D’un geste immense, il embrasse l’horizon, les cîmes et les plaines, les pâturages et les forêts :

– Est-il rien de plus beau ? Et cette beauté est à ma mesure. Les Alpes et les Pyrénées m’oppressent, l’Océan m’écrase. Ce coin de paysage m’est un délice ; j’y suis chez moi ; je le comprends et il me pénètre ; il est assez large pour m’ouvrir l’imagination et assez intime pour ne pas l’effaroucher. J’aime tout ce qu’il renferme, les bêtes et les gens, les bœufs et les laboureurs. Les buissons des sentiers me sourient quand je chemine et les cailloux de la route sont mes amis.
(…)

 

– Gustave Geffroy, « Maurice Rollinat (1846-1903) », Revue universelle n° 99 du 1er décembre 1903, pages 617 à 626.

(page 624) (…)
J’ai entendu le poète dans la petite église de Fresselines, où le conviait l’excellent curé, l’abbé Daure, devenu son ami et l’ami de ses amis ; je l’ai entendu chanter des airs glorieux et simples composés pour cette nuit de Noël. Il chantait, et Louis Mullem tenait l’harmonium, et je puis dire l’attention haletante de la foule paysanne au-dessus de laquelle planait cette voix dominatrice.
(…)

Tous ceux qui ont passé par la petite maison de Fresselines garderont fidèlement le souvenir des hôtes qui les ont accueillis. Maurice Rollinat est pour jusqu’à la fin dans leur mémoire, avec la gaieté, l’inattendu, l’éloquence haute et la cocasserie extraordinaire de sa conversation lorsqu’il présidait la table du déjeuner et du dîner, servant à la fois convives, (page 625) ses chiens, ses chats et le petit cheval qui passait la tête par la fenêtre et parfois entrait, lui aussi, dans la salle à manger. Il faisait alors l’effet d’un Robinson qui aurait reçu des visites dans son île. Au dehors, si l’on était seul avec lui, par les chemins qui descendent vers la rivière, c’était la conversation la plus douce, la plus confidente, la plus intelligente et aussi la plus prévenante, discrètement désireuse de savoir votre vie, votre santé, vos travaux, abondante en conseils et toujours se terminant, comme toutes ses lettres, par : « Revenez ici, vous y serez libre, vous y serez bien. » Il s’arrêtait parfois, tirait un petit carnet de sa poche, vous lisait les vers qu’il avait composés, les observations, les pensées qu’il avait notées. L’après-midi se passait, ainsi, en marches, en causeries, en pêches. Le soir, et très avant dans la nuit, c’était la fête de la musique, Rollinat au piano, un être magnifique, passant et vous faisant passer par toutes les violences et toutes les douceurs, un artiste frissonnant et extasié dont la voix tour à tour terrible, angélique, aérienne s’en allait, par les nuits d’été, dans le grand silence de la campagne, le grand silence où l’on entendait aussi parfois le bruit de la Creuse passant sur ses rochers, comme les flots de la mer se retirant sur les galets du rivage.
(…)

 

– Lucien Descaves, « L’évadé », Le Journal, 1er novembre 1903, page 1.
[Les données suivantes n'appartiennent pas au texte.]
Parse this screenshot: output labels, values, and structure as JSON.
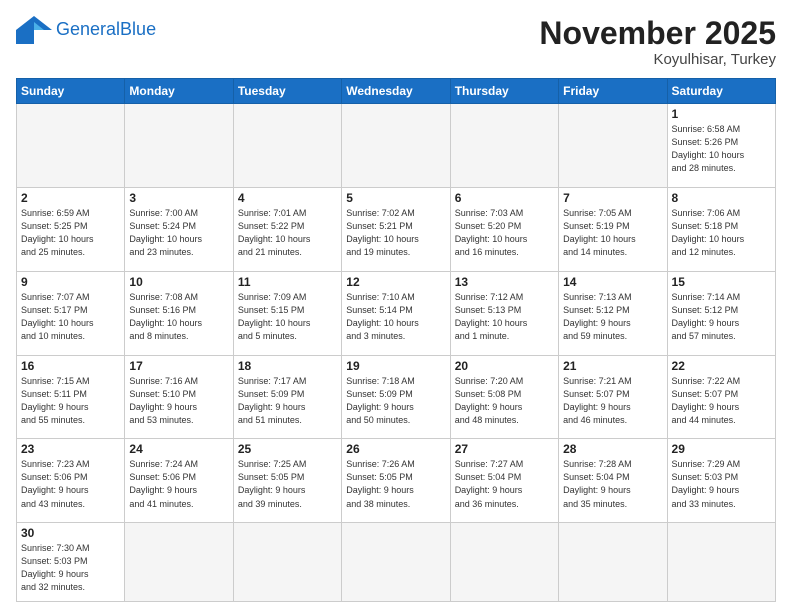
{
  "header": {
    "logo_general": "General",
    "logo_blue": "Blue",
    "month_title": "November 2025",
    "location": "Koyulhisar, Turkey"
  },
  "days_of_week": [
    "Sunday",
    "Monday",
    "Tuesday",
    "Wednesday",
    "Thursday",
    "Friday",
    "Saturday"
  ],
  "weeks": [
    [
      {
        "day": "",
        "info": ""
      },
      {
        "day": "",
        "info": ""
      },
      {
        "day": "",
        "info": ""
      },
      {
        "day": "",
        "info": ""
      },
      {
        "day": "",
        "info": ""
      },
      {
        "day": "",
        "info": ""
      },
      {
        "day": "1",
        "info": "Sunrise: 6:58 AM\nSunset: 5:26 PM\nDaylight: 10 hours\nand 28 minutes."
      }
    ],
    [
      {
        "day": "2",
        "info": "Sunrise: 6:59 AM\nSunset: 5:25 PM\nDaylight: 10 hours\nand 25 minutes."
      },
      {
        "day": "3",
        "info": "Sunrise: 7:00 AM\nSunset: 5:24 PM\nDaylight: 10 hours\nand 23 minutes."
      },
      {
        "day": "4",
        "info": "Sunrise: 7:01 AM\nSunset: 5:22 PM\nDaylight: 10 hours\nand 21 minutes."
      },
      {
        "day": "5",
        "info": "Sunrise: 7:02 AM\nSunset: 5:21 PM\nDaylight: 10 hours\nand 19 minutes."
      },
      {
        "day": "6",
        "info": "Sunrise: 7:03 AM\nSunset: 5:20 PM\nDaylight: 10 hours\nand 16 minutes."
      },
      {
        "day": "7",
        "info": "Sunrise: 7:05 AM\nSunset: 5:19 PM\nDaylight: 10 hours\nand 14 minutes."
      },
      {
        "day": "8",
        "info": "Sunrise: 7:06 AM\nSunset: 5:18 PM\nDaylight: 10 hours\nand 12 minutes."
      }
    ],
    [
      {
        "day": "9",
        "info": "Sunrise: 7:07 AM\nSunset: 5:17 PM\nDaylight: 10 hours\nand 10 minutes."
      },
      {
        "day": "10",
        "info": "Sunrise: 7:08 AM\nSunset: 5:16 PM\nDaylight: 10 hours\nand 8 minutes."
      },
      {
        "day": "11",
        "info": "Sunrise: 7:09 AM\nSunset: 5:15 PM\nDaylight: 10 hours\nand 5 minutes."
      },
      {
        "day": "12",
        "info": "Sunrise: 7:10 AM\nSunset: 5:14 PM\nDaylight: 10 hours\nand 3 minutes."
      },
      {
        "day": "13",
        "info": "Sunrise: 7:12 AM\nSunset: 5:13 PM\nDaylight: 10 hours\nand 1 minute."
      },
      {
        "day": "14",
        "info": "Sunrise: 7:13 AM\nSunset: 5:12 PM\nDaylight: 9 hours\nand 59 minutes."
      },
      {
        "day": "15",
        "info": "Sunrise: 7:14 AM\nSunset: 5:12 PM\nDaylight: 9 hours\nand 57 minutes."
      }
    ],
    [
      {
        "day": "16",
        "info": "Sunrise: 7:15 AM\nSunset: 5:11 PM\nDaylight: 9 hours\nand 55 minutes."
      },
      {
        "day": "17",
        "info": "Sunrise: 7:16 AM\nSunset: 5:10 PM\nDaylight: 9 hours\nand 53 minutes."
      },
      {
        "day": "18",
        "info": "Sunrise: 7:17 AM\nSunset: 5:09 PM\nDaylight: 9 hours\nand 51 minutes."
      },
      {
        "day": "19",
        "info": "Sunrise: 7:18 AM\nSunset: 5:09 PM\nDaylight: 9 hours\nand 50 minutes."
      },
      {
        "day": "20",
        "info": "Sunrise: 7:20 AM\nSunset: 5:08 PM\nDaylight: 9 hours\nand 48 minutes."
      },
      {
        "day": "21",
        "info": "Sunrise: 7:21 AM\nSunset: 5:07 PM\nDaylight: 9 hours\nand 46 minutes."
      },
      {
        "day": "22",
        "info": "Sunrise: 7:22 AM\nSunset: 5:07 PM\nDaylight: 9 hours\nand 44 minutes."
      }
    ],
    [
      {
        "day": "23",
        "info": "Sunrise: 7:23 AM\nSunset: 5:06 PM\nDaylight: 9 hours\nand 43 minutes."
      },
      {
        "day": "24",
        "info": "Sunrise: 7:24 AM\nSunset: 5:06 PM\nDaylight: 9 hours\nand 41 minutes."
      },
      {
        "day": "25",
        "info": "Sunrise: 7:25 AM\nSunset: 5:05 PM\nDaylight: 9 hours\nand 39 minutes."
      },
      {
        "day": "26",
        "info": "Sunrise: 7:26 AM\nSunset: 5:05 PM\nDaylight: 9 hours\nand 38 minutes."
      },
      {
        "day": "27",
        "info": "Sunrise: 7:27 AM\nSunset: 5:04 PM\nDaylight: 9 hours\nand 36 minutes."
      },
      {
        "day": "28",
        "info": "Sunrise: 7:28 AM\nSunset: 5:04 PM\nDaylight: 9 hours\nand 35 minutes."
      },
      {
        "day": "29",
        "info": "Sunrise: 7:29 AM\nSunset: 5:03 PM\nDaylight: 9 hours\nand 33 minutes."
      }
    ],
    [
      {
        "day": "30",
        "info": "Sunrise: 7:30 AM\nSunset: 5:03 PM\nDaylight: 9 hours\nand 32 minutes."
      },
      {
        "day": "",
        "info": ""
      },
      {
        "day": "",
        "info": ""
      },
      {
        "day": "",
        "info": ""
      },
      {
        "day": "",
        "info": ""
      },
      {
        "day": "",
        "info": ""
      },
      {
        "day": "",
        "info": ""
      }
    ]
  ]
}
(…) Quelques années après, quand j’allai le voir à Fresselines, il était guéri de Paris, radicalement guéri.

Je passai là une semaine inoubliable. Chaque jour, Rollinat sifflait ses chiens, la Margot, Pistolet et Petit-Loup, et s’en allait à la pêche, pêche à la truite, au brochet, à l’anguille… ou aux rimes. Car il ne travaillait qu’en plein air. Capable de longues stations, dans l’attente du poisson, aux bords de la Creuse, il n’avait jamais pu s’astreindre à noircir du papier, le derrière sur une chaise, entre quatre murs. La ligne du pêcheur était moins lourde à sa main qu’une plume.

Au retour, je le guettais, et il ne m’était pas bien difficile d’obtenir de lui qu’il me récitât un de ses derniers poèmes ou qu’il ma chantât celles de ses compositions que j’aimais le mieux. J’eus ainsi la primeur de cet admirable morceau des Apparitions : l’ensevelisseuse. Aux murs de la maison rustique, simplement blanchis à la chaux, veillaient les portraits de Baudelaire, d’Edgard Poë et de Lamennais, au-dessus de la reproduction de La Morte, de Decamps.

Mais dans la chambre de Rollinat, une autre figure, étrange celle-là, était bien faite pour entretenir ses hallucinations. C’était le portrait d’une jeune femme, belle, parée pour le bal, et dont le demi-sourire s’appuyait sur vous avec une insistance à la fin insupportable. Moi qui ne cultive point, comme faisait Rollinat, l’inquiétude et le frisson, je sais bien que j’aurais immédiatement enlevé de ma chambre à coucher, cette « dame peinte » aux yeux de fantôme…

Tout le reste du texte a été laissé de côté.